Anyone clicking on this review will, like me, be motivated by an interest in the geology of the NW Highlands. If you have the patience to get through it, Prof Oldroyd's tome will be a satisfying read.
For the uninitiated, the subject is the period in the mid-late 19th century when the officials of the state-funded Geological Survey were close to providing a plausible account of Britain's rocks. The Big Beast was Roderick Murchison, with his Mini-Me sidekick Archibald Geikie in tow. Murchison dominated the intellectual landscape, and his reading of the landscape of the far north became the unchallenged norm. Prof Oldroyd doesn't just set out the intellectual battlelines between the Survey chiefs and the "amateurs" outside, but also accounts for social and professional motivations (jobs, career, glory) which led these scientists to behave the way they did.
For in time Murchison and Geikie were challenged by James Nicol, an Aberdeen academic, and Charles Lapworth, an English schoolteacher. Nicol died before he could be vindicated, but Lapworth lived to see the Survey view overturned. Essentially, Murchison had spent insufficient time walking the (exceptionally arduous) ground; he and his fellows did not have the intellectual tools which would have made diagnosis easier. They did not understand that rocks are malleable things under sufficient pressure; they knew about vertical faults, but had no notion that rock formations could be pushed sideways for many miles by the forces of mountain building, driven in turn by plate tectonics.

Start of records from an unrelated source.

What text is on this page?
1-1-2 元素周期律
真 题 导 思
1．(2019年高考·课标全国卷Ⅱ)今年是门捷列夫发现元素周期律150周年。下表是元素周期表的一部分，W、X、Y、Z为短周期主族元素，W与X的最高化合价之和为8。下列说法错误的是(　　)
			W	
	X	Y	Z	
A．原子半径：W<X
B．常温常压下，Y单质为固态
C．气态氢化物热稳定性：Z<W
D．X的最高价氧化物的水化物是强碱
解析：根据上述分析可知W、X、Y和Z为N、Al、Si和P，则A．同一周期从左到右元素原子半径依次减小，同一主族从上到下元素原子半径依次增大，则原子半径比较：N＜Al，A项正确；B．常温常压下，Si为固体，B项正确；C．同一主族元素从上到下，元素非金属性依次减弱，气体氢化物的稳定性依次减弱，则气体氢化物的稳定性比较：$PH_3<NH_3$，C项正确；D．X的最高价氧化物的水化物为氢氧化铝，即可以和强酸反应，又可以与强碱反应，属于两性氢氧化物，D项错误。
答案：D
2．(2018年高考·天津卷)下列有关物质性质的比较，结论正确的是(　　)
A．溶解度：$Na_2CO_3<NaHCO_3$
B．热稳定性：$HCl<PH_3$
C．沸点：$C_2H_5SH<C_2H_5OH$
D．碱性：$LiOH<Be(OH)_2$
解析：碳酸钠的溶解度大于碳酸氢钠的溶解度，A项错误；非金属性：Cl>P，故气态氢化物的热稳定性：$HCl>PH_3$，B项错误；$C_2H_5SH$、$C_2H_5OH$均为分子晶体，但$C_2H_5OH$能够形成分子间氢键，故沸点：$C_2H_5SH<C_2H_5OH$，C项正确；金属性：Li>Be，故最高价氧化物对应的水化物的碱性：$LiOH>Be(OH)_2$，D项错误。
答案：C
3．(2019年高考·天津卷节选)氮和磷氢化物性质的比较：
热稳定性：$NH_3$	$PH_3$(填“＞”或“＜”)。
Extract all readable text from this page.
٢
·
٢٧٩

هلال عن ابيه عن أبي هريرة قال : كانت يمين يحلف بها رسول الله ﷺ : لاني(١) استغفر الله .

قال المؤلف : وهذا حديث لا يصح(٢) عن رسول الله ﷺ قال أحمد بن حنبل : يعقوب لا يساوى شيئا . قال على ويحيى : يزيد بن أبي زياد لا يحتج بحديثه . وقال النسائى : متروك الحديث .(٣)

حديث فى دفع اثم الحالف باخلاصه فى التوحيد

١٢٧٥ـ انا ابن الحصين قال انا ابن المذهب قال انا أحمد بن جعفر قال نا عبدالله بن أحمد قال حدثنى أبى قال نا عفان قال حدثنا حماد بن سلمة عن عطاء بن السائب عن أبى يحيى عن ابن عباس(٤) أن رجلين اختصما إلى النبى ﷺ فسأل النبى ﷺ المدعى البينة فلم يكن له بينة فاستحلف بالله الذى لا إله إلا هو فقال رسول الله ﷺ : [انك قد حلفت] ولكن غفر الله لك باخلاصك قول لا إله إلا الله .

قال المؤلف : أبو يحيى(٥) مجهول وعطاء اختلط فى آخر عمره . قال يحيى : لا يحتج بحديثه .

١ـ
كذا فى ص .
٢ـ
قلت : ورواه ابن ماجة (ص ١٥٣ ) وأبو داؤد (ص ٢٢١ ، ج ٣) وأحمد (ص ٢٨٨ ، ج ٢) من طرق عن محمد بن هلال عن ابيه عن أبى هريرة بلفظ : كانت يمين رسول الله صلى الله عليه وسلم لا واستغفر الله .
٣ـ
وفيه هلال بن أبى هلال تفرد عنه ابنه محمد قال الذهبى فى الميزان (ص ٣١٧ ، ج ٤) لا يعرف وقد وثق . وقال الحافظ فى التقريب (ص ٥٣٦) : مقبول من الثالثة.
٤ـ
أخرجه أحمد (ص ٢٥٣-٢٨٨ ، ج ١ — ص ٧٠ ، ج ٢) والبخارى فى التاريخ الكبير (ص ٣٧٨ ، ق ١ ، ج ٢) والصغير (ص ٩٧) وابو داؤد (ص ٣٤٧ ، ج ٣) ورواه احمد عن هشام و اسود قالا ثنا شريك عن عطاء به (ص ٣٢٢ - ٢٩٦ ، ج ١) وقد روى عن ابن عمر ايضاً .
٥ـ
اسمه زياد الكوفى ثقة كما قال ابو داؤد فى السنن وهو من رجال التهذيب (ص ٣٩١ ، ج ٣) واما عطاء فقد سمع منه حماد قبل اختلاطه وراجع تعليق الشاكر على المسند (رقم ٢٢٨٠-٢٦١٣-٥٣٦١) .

For the NW highlands was one of the first areas studied in detail where lateral thrust faults built the landscape, and it was an appreciation of the enormous forces required which led in the decades that followed to the notion of continental plates drifting and banging into each other, making oceans, earthquakes and mountains.
I've read other books on this subject, but Oldroyd's is by far the most thorough. He has read all the surviving papers so we don't have to. It's not a journalist's book, which is to its credit, but it's well-enough written to transcend its academic origins. Anyone interest in the subject should give it a go.